Why the Market is Ready for On-Orbit Satellite Servicing

A panel of experts discusses on-orbit satellite servicing at a WSBR event on Feb. 12, 2018. Photo: Access Intelligence.

Although the technology driving in-orbit satellite servicing has existed for decades, only now has the market evolved to a point where it is economically feasible as a business. According to a panel of experts at a Washington Space Business Roundtable (WSBR) discussion on Feb. 12, the convergence of lower launch costs and shifting priorities for Geostationary Earth Orbit (GEO) satellite operators has made the idea of in-orbit servicing more commercially viable than in past years.

Tim Deaver, vice president of development for SES Government Solutions, pointed to the dropping cost of satellite capacity as a critical element of the shift. As the industry experiences a downturn in the price of bandwidth (and thus, the revenue any one satellite generates), operators are brainstorming new ways to make the most out of their aging assets, he said.

The panelists agreed this is particularly true for operators that own a limited number of satellites critical to their businesses. Company leaders are seeking new, more creative paths to extend their growth trajectories and, in the process, are softening their traditionally risk-averse postures, said Joe Anderson, director of mission extension vehicle services at Orbital ATK.

This changing mindset coincides with the efforts of new-age launch providers such as SpaceX, which have come a long way in making launch costs cheaper for their customers. “As we see the cost come down for launch, we see the cost coming down for refueling capability. The two points cross and you can make economic sense out of it,” Deaver said.

The proposition seems to be most valuable and attractive to operators of GEO satellites. Such spacecraft are among the most expensive to manufacture and launch, but the majority are also able to operate well beyond their 15-year design lives. The only reason they are usually decommissioned, said Anderson, is because they run out of fuel. If refueling is an option — and if it’s both safe and reasonably priced — then it’s financially sound to squeeze a bit more revenue out of the asset.

It’s true that NASA has been working on technology relevant to such services for quite some time. Already the International Space Station (ISS) uses robotics operations nearly every day to maintain its external payload attachments. Both Commercial Resupply Missions (CRS) 10 and 13 had scientific payloads that were unpacked from the Dragon trunk using robotics, said Al Tadros, SSL’s vice president of space infrastructure and civil space.
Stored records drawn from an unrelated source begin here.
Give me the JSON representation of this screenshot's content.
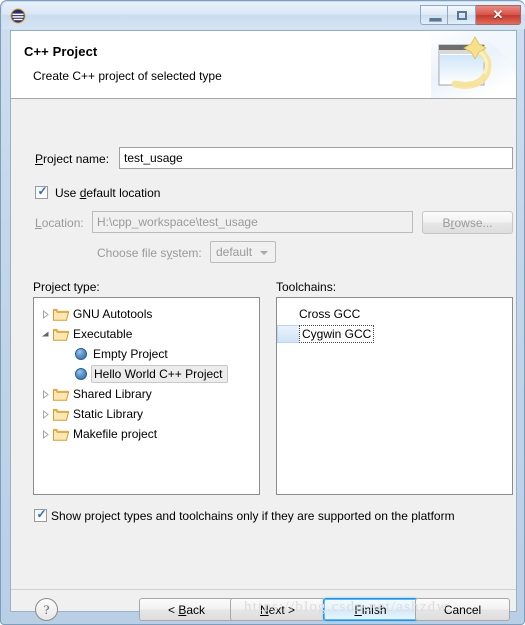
{
  "window": {
    "app_icon": "eclipse-icon",
    "controls": {
      "minimize": "minimize-icon",
      "maximize": "maximize-icon",
      "close": "✕"
    }
  },
  "banner": {
    "title": "C++ Project",
    "subtitle": "Create C++ project of selected type",
    "art": "wizard-banner-icon"
  },
  "form": {
    "project_name_label_pre": "P",
    "project_name_label_post": "roject name:",
    "project_name_value": "test_usage",
    "project_name_placeholder": "",
    "use_default_location": {
      "checked": true,
      "label_pre": "Use ",
      "label_mn": "d",
      "label_post": "efault location"
    },
    "location_label_pre": "L",
    "location_label_post": "ocation:",
    "location_value": "H:\\cpp_workspace\\test_usage",
    "browse_pre": "B",
    "browse_mn": "r",
    "browse_post": "owse...",
    "filesystem_label_pre": "Choose file s",
    "filesystem_label_mn": "y",
    "filesystem_label_post": "stem:",
    "filesystem_value": "default"
  },
  "project_type": {
    "label": "Project type:",
    "nodes": [
      {
        "label": "GNU Autotools",
        "type": "folder",
        "state": "collapsed",
        "indent": 0,
        "selected": false
      },
      {
        "label": "Executable",
        "type": "folder",
        "state": "expanded",
        "indent": 0,
        "selected": false
      },
      {
        "label": "Empty Project",
        "type": "leaf",
        "state": "none",
        "indent": 1,
        "selected": false
      },
      {
        "label": "Hello World C++ Project",
        "type": "leaf",
        "state": "none",
        "indent": 1,
        "selected": true
      },
      {
        "label": "Shared Library",
        "type": "folder",
        "state": "collapsed",
        "indent": 0,
        "selected": false
      },
      {
        "label": "Static Library",
        "type": "folder",
        "state": "collapsed",
        "indent": 0,
        "selected": false
      },
      {
        "label": "Makefile project",
        "type": "folder",
        "state": "collapsed",
        "indent": 0,
        "selected": false
      }
    ]
  },
  "toolchains": {
    "label": "Toolchains:",
    "items": [
      {
        "label": "Cross GCC",
        "selected": false
      },
      {
        "label": "Cygwin GCC",
        "selected": true
      }
    ]
  },
  "show_supported": {
    "checked": true,
    "label": "Show project types and toolchains only if they are supported on the platform"
  },
  "footer": {
    "help": "?",
    "back_pre": "< ",
    "back_mn": "B",
    "back_post": "ack",
    "next_mn": "N",
    "next_post": "ext >",
    "finish_mn": "F",
    "finish_post": "inish",
    "cancel": "Cancel"
  },
  "watermark": "https://blog.csdn.net/ashzdw",
  "colors": {
    "accent": "#2c91d8",
    "close_button": "#d9544a",
    "dialog_bg": "#f0f0f0",
    "banner_bg": "#ffffff"
  }
}
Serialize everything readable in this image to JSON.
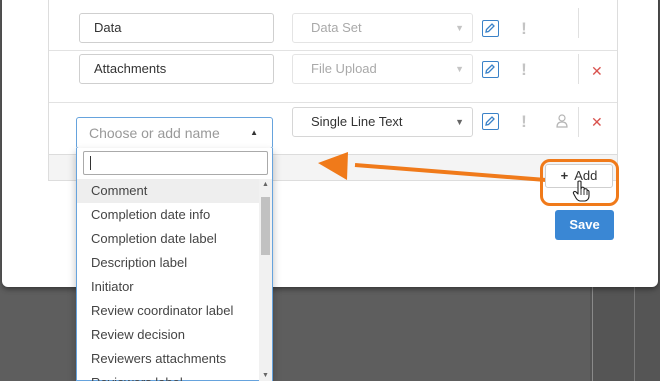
{
  "rows": [
    {
      "name": "Data",
      "type": "Data Set",
      "type_disabled": true,
      "edit_icon": "pencil-icon",
      "required_icon": "exclamation-icon"
    },
    {
      "name": "Attachments",
      "type": "File Upload",
      "type_disabled": true,
      "edit_icon": "pencil-icon",
      "required_icon": "exclamation-icon",
      "delete_icon": "close-icon"
    },
    {
      "name_placeholder": "Choose or add name",
      "type": "Single Line Text",
      "type_disabled": false,
      "edit_icon": "pencil-icon",
      "required_icon": "exclamation-icon",
      "person_icon": "person-icon",
      "delete_icon": "close-icon"
    }
  ],
  "dropdown": {
    "search_value": "",
    "items": [
      "Comment",
      "Completion date info",
      "Completion date label",
      "Description label",
      "Initiator",
      "Review coordinator label",
      "Review decision",
      "Reviewers attachments",
      "Reviewers label"
    ],
    "active_index": 0
  },
  "buttons": {
    "add_label": "Add",
    "save_label": "Save"
  },
  "colors": {
    "accent": "#3a87d4",
    "highlight": "#f07a1a",
    "delete": "#d9534f"
  }
}
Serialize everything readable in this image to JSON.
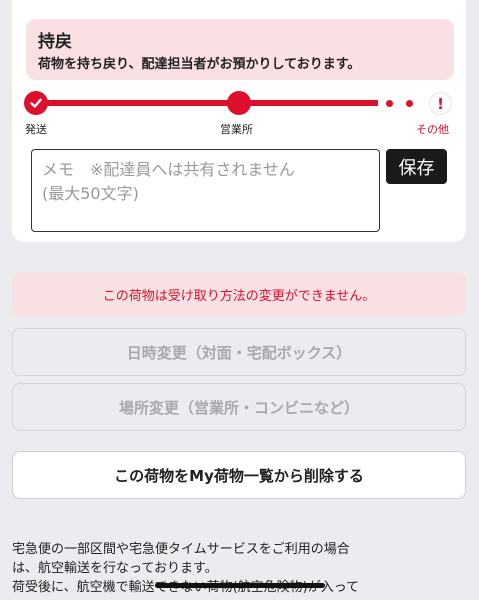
{
  "status": {
    "title": "持戻",
    "description": "荷物を持ち戻り、配達担当者がお預かりしております。"
  },
  "progress": {
    "steps": [
      {
        "label": "発送",
        "state": "done",
        "icon": "check-icon"
      },
      {
        "label": "営業所",
        "state": "current"
      },
      {
        "label": "その他",
        "state": "alert",
        "icon": "exclamation-icon"
      }
    ],
    "accent_color": "#dd0f2a"
  },
  "memo": {
    "placeholder": "メモ　※配達員へは共有されません\n(最大50文字)",
    "value": ""
  },
  "save_label": "保存",
  "notice": "この荷物は受け取り方法の変更ができません。",
  "buttons": {
    "datetime_change": "日時変更（対面・宅配ボックス）",
    "place_change": "場所変更（営業所・コンビニなど）",
    "delete": "この荷物をMy荷物一覧から削除する"
  },
  "footer": {
    "line1": "宅急便の一部区間や宅急便タイムサービスをご利用の場合",
    "line2": "は、航空輸送を行なっております。",
    "line3": "荷受後に、航空機で輸送できない荷物(航空危険物)が入って"
  }
}
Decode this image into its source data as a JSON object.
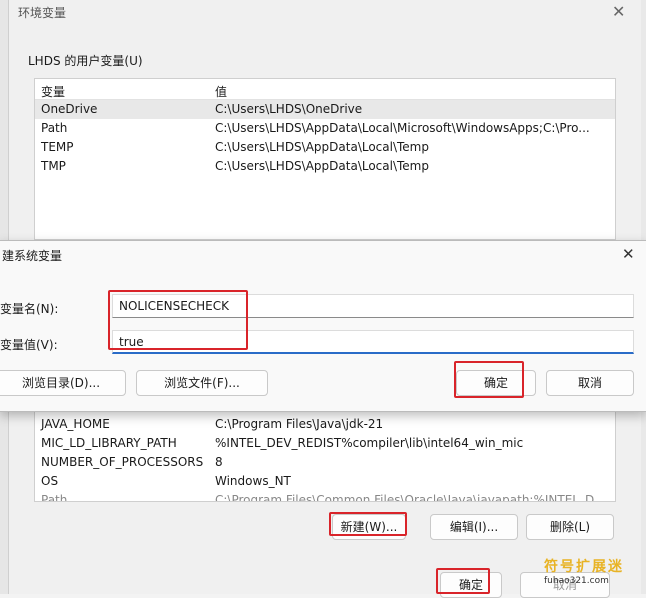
{
  "env_dialog": {
    "title": "环境变量",
    "close_glyph": "✕",
    "user_group_label": "LHDS 的用户变量(U)",
    "columns": {
      "name": "变量",
      "value": "值"
    },
    "user_vars": [
      {
        "name": "OneDrive",
        "value": "C:\\Users\\LHDS\\OneDrive"
      },
      {
        "name": "Path",
        "value": "C:\\Users\\LHDS\\AppData\\Local\\Microsoft\\WindowsApps;C:\\Pro..."
      },
      {
        "name": "TEMP",
        "value": "C:\\Users\\LHDS\\AppData\\Local\\Temp"
      },
      {
        "name": "TMP",
        "value": "C:\\Users\\LHDS\\AppData\\Local\\Temp"
      }
    ],
    "system_vars": [
      {
        "name": "JAVA_HOME",
        "value": "C:\\Program Files\\Java\\jdk-21"
      },
      {
        "name": "MIC_LD_LIBRARY_PATH",
        "value": "%INTEL_DEV_REDIST%compiler\\lib\\intel64_win_mic"
      },
      {
        "name": "NUMBER_OF_PROCESSORS",
        "value": "8"
      },
      {
        "name": "OS",
        "value": "Windows_NT"
      },
      {
        "name": "Path",
        "value": "C:\\Program Files\\Common Files\\Oracle\\Java\\javapath;%INTEL_D..."
      }
    ],
    "new_button": "新建(W)...",
    "edit_button": "编辑(I)...",
    "delete_button": "删除(L)",
    "ok_button": "确定",
    "cancel_button": "取消"
  },
  "new_var_dialog": {
    "title": "建系统变量",
    "close_glyph": "✕",
    "name_label": "变量名(N):",
    "name_value": "NOLICENSECHECK",
    "value_label": "变量值(V):",
    "value_value": "true",
    "browse_dir_button": "浏览目录(D)...",
    "browse_file_button": "浏览文件(F)...",
    "ok_button": "确定",
    "cancel_button": "取消"
  },
  "watermark": {
    "line1": "符号扩展迷",
    "line2": "fuhao321.com"
  },
  "colors": {
    "highlight_red": "#d9242a",
    "watermark_gold": "#e8b325"
  }
}
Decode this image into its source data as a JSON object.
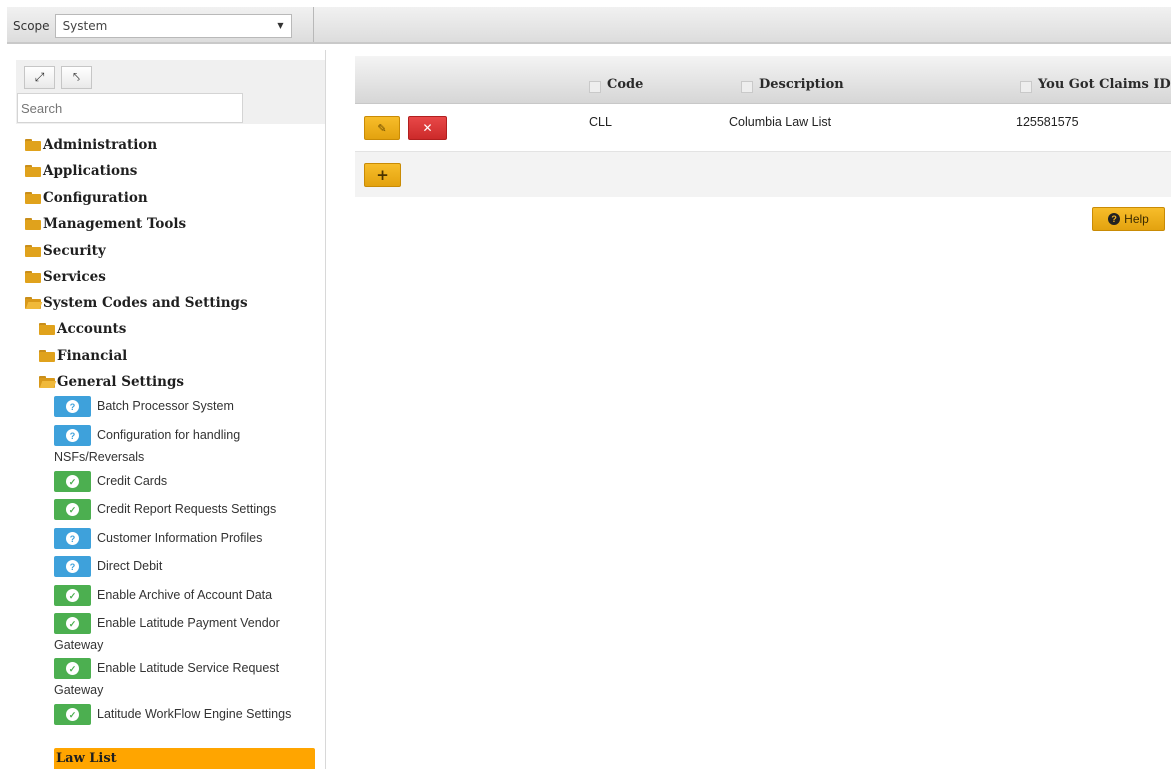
{
  "scope": {
    "label": "Scope",
    "selected": "System"
  },
  "tree_tools": {
    "expand_icon": "expand-icon",
    "collapse_icon": "collapse-icon",
    "search_placeholder": "Search"
  },
  "tree": {
    "folders": [
      {
        "label": "Administration"
      },
      {
        "label": "Applications"
      },
      {
        "label": "Configuration"
      },
      {
        "label": "Management Tools"
      },
      {
        "label": "Security"
      },
      {
        "label": "Services"
      },
      {
        "label": "System Codes and Settings"
      },
      {
        "label": "Accounts"
      },
      {
        "label": "Financial"
      },
      {
        "label": "General Settings"
      }
    ],
    "settings": [
      {
        "label": "Batch Processor System",
        "status": "info"
      },
      {
        "label": "Configuration for handling NSFs/Reversals",
        "status": "info"
      },
      {
        "label": "Credit Cards",
        "status": "ok"
      },
      {
        "label": "Credit Report Requests Settings",
        "status": "ok"
      },
      {
        "label": "Customer Information Profiles",
        "status": "info"
      },
      {
        "label": "Direct Debit",
        "status": "info"
      },
      {
        "label": "Enable Archive of Account Data",
        "status": "ok"
      },
      {
        "label": "Enable Latitude Payment Vendor Gateway",
        "status": "ok"
      },
      {
        "label": "Enable Latitude Service Request Gateway",
        "status": "ok"
      },
      {
        "label": "Latitude WorkFlow Engine Settings",
        "status": "ok"
      }
    ],
    "selected_item": "Law List"
  },
  "grid": {
    "columns": [
      "Code",
      "Description",
      "You Got Claims ID"
    ],
    "rows": [
      {
        "code": "CLL",
        "description": "Columbia Law List",
        "claims_id": "125581575"
      }
    ],
    "add_label": "+"
  },
  "help": {
    "label": "Help"
  },
  "colors": {
    "accent": "#ffa500",
    "button_yellow": "#f2b324",
    "delete_red": "#d93434",
    "info_blue": "#3ea1db",
    "ok_green": "#4caf50"
  }
}
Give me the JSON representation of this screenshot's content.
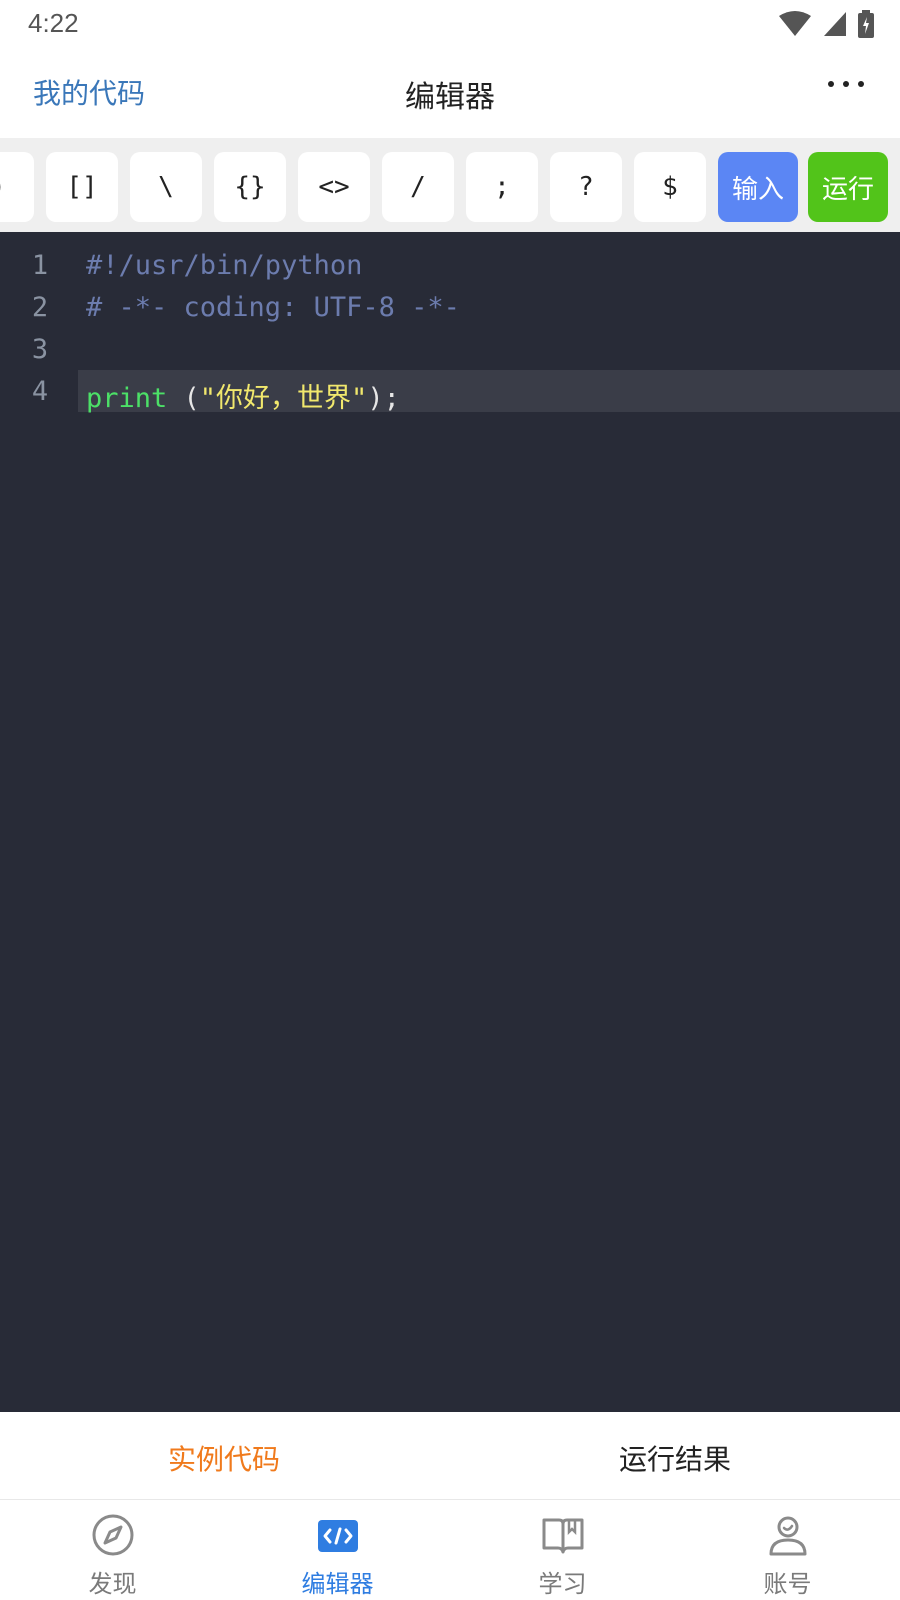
{
  "status_bar": {
    "time": "4:22"
  },
  "header": {
    "left_link": "我的代码",
    "title": "编辑器"
  },
  "toolbar": {
    "keys": [
      ")",
      "[]",
      "\\",
      "{}",
      "<>",
      "/",
      ";",
      "?",
      "$"
    ],
    "input_label": "输入",
    "run_label": "运行",
    "input_color": "#5b86f4",
    "run_color": "#52c41a"
  },
  "editor": {
    "line_numbers": [
      "1",
      "2",
      "3",
      "4"
    ],
    "lines": {
      "l1": "#!/usr/bin/python",
      "l2": "# -*- coding: UTF-8 -*-",
      "l4_kw": "print",
      "l4_open": " (",
      "l4_str": "\"你好，世界\"",
      "l4_close": ");"
    }
  },
  "result_tabs": {
    "example": "实例代码",
    "result": "运行结果",
    "active_color": "#f07a1c"
  },
  "nav": {
    "items": [
      {
        "label": "发现",
        "icon": "compass-icon"
      },
      {
        "label": "编辑器",
        "icon": "code-icon"
      },
      {
        "label": "学习",
        "icon": "book-icon"
      },
      {
        "label": "账号",
        "icon": "user-icon"
      }
    ],
    "active_color": "#2f7de1"
  }
}
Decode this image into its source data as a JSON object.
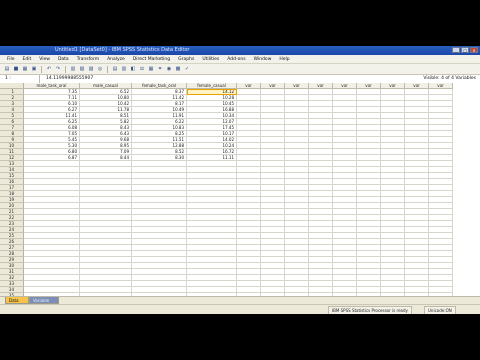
{
  "window": {
    "title": "Untitled1 [DataSet0] - IBM SPSS Statistics Data Editor",
    "controls": [
      "_",
      "□",
      "×"
    ]
  },
  "menu": [
    "File",
    "Edit",
    "View",
    "Data",
    "Transform",
    "Analyze",
    "Direct Marketing",
    "Graphs",
    "Utilities",
    "Add-ons",
    "Window",
    "Help"
  ],
  "toolbar_icons": [
    "open-icon",
    "save-icon",
    "print-icon",
    "dialog-recall-icon",
    "undo-icon",
    "redo-icon",
    "goto-case-icon",
    "goto-variable-icon",
    "variables-icon",
    "find-icon",
    "insert-cases-icon",
    "insert-variable-icon",
    "split-file-icon",
    "weight-cases-icon",
    "select-cases-icon",
    "value-labels-icon",
    "use-sets-icon",
    "show-all-icon",
    "spelling-icon"
  ],
  "cell_editor": {
    "reference": "1 : female_casual",
    "value": "14.11999988555907",
    "visible": "Visible: 4 of 4 Variables"
  },
  "columns": [
    "male_task_oral",
    "male_casual",
    "female_task_oral",
    "female_casual",
    "var",
    "var",
    "var",
    "var",
    "var",
    "var",
    "var",
    "var",
    "var"
  ],
  "rows": [
    [
      "7.35",
      "6.52",
      "8.37",
      "14.12"
    ],
    [
      "7.11",
      "10.80",
      "11.42",
      "10.28"
    ],
    [
      "6.10",
      "10.42",
      "8.17",
      "10.45"
    ],
    [
      "6.27",
      "11.78",
      "10.49",
      "16.88"
    ],
    [
      "11.41",
      "8.51",
      "11.91",
      "10.34"
    ],
    [
      "6.25",
      "5.82",
      "6.22",
      "12.07"
    ],
    [
      "6.08",
      "8.43",
      "10.83",
      "17.45"
    ],
    [
      "7.05",
      "6.43",
      "8.25",
      "10.17"
    ],
    [
      "5.45",
      "9.68",
      "11.51",
      "14.02"
    ],
    [
      "5.30",
      "8.95",
      "12.88",
      "10.24"
    ],
    [
      "6.80",
      "7.09",
      "8.52",
      "16.72"
    ],
    [
      "6.87",
      "8.44",
      "8.30",
      "11.11"
    ]
  ],
  "total_rows": 37,
  "selected_cell": {
    "row": 1,
    "column": "female_casual"
  },
  "tabs": {
    "active": "Data View",
    "inactive": "Variable View"
  },
  "status": {
    "processor": "IBM SPSS Statistics Processor is ready",
    "unicode": "Unicode:ON"
  }
}
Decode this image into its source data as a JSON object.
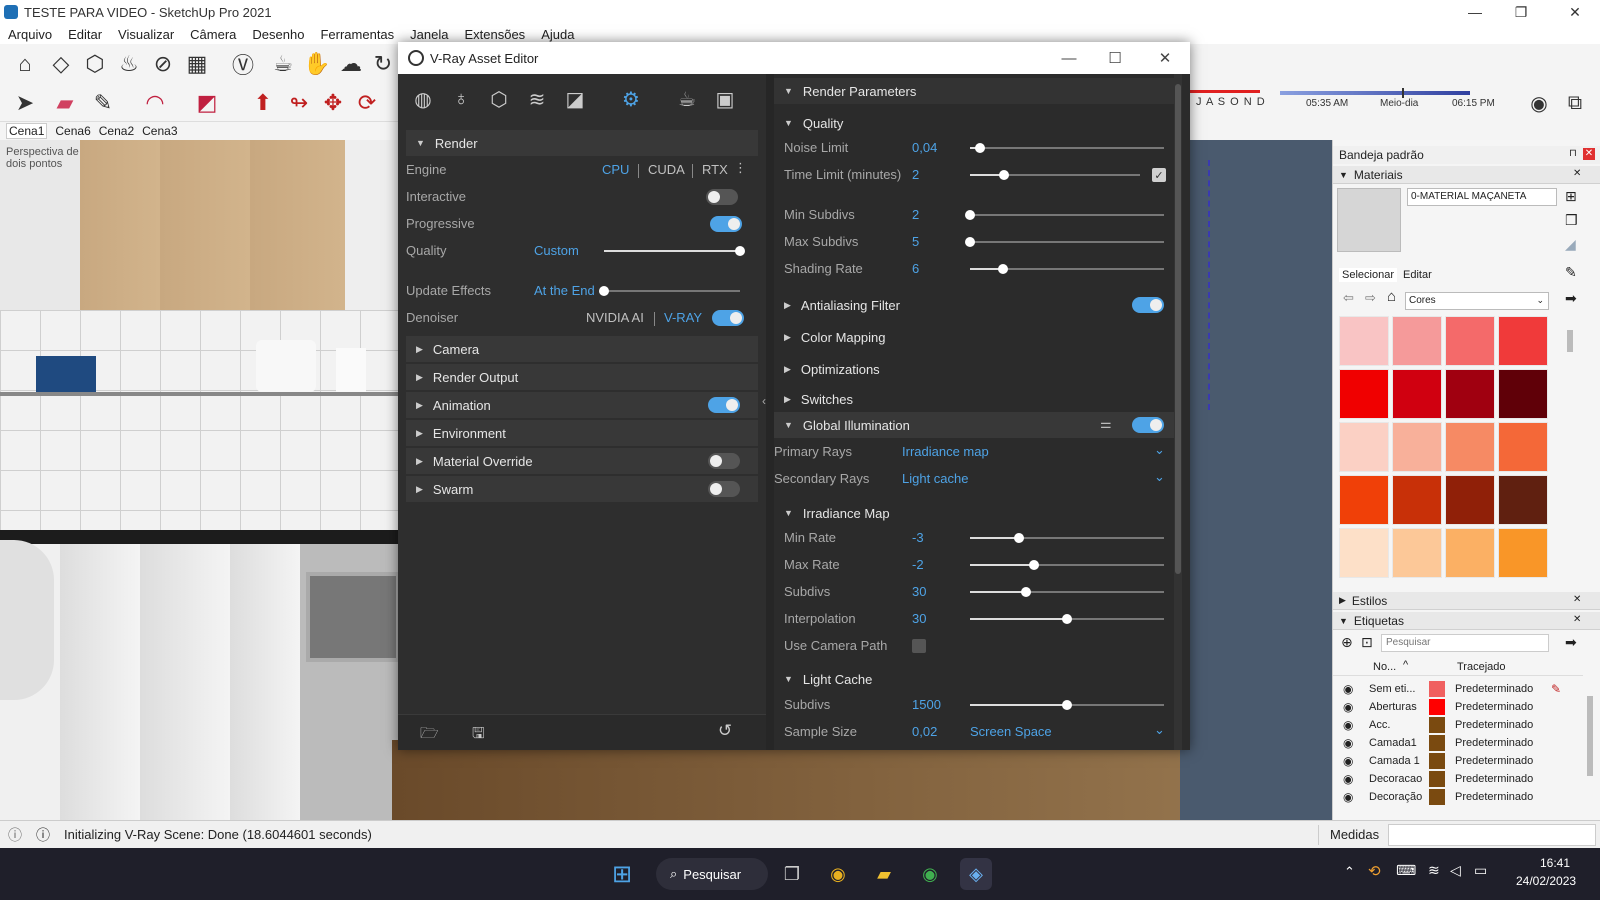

That said, other technological elements have also matured to make on-orbit servicing spacecraft safer, cheaper, faster, and therefore more realistic. One example Tadros highlighted is solar electric propulsion, which is now emerging into mainstream satellite buses and provides improved “efficiency for transferring between satellites.” Solar electric propulsion also uses 10 times less propellant than comparable chemical propulsion systems, according to NASA.

But because this market is still so nascent, companies that are currently building on-orbit servicing spacecraft are limiting their missions to relatively simple tasks such as refueling. Currently, Orbital ATK’s refueling spacecraft is compatible with about 80 percent of satellites operating in GEO, Anderson said. It will take time, though, before the company can do more than just that. “Satellites that are there today aren’t enabled for a whole lot of repair missions,” he admitted.

But in the future, as manufacturers begin to build their satellites with servicing in mind, a wider variety of missions will arise. “Even [for] simple things like [rescuing] spacecraft launched to the incorrect orbit — there are opportunities there when errors happen,” said Todd Master, program master of the Defense Advanced Research Projects Agency’s (DARPA) Tactical Technology Office.

Tadros predicts that eventually the industry will launch satellites that are “payload agnostic,” centered around a standardized form factor. “If you can actually start deploying payloads and adding to on-orbit satellites right now, [there’s] huge potential,” Tadros said. “It’s so attractive it could become one of the … fastest growing parts of satellite servicing.”

In the meantime, Master recommended that commercial and government entities come together to establish better standards and ensure they aren’t “jeopardizing this infant industry.” Anderson warned, however, that such regulations should be developed carefully and incrementally. “Just because we can add an extra regulation doesn’t mean we should,” he said.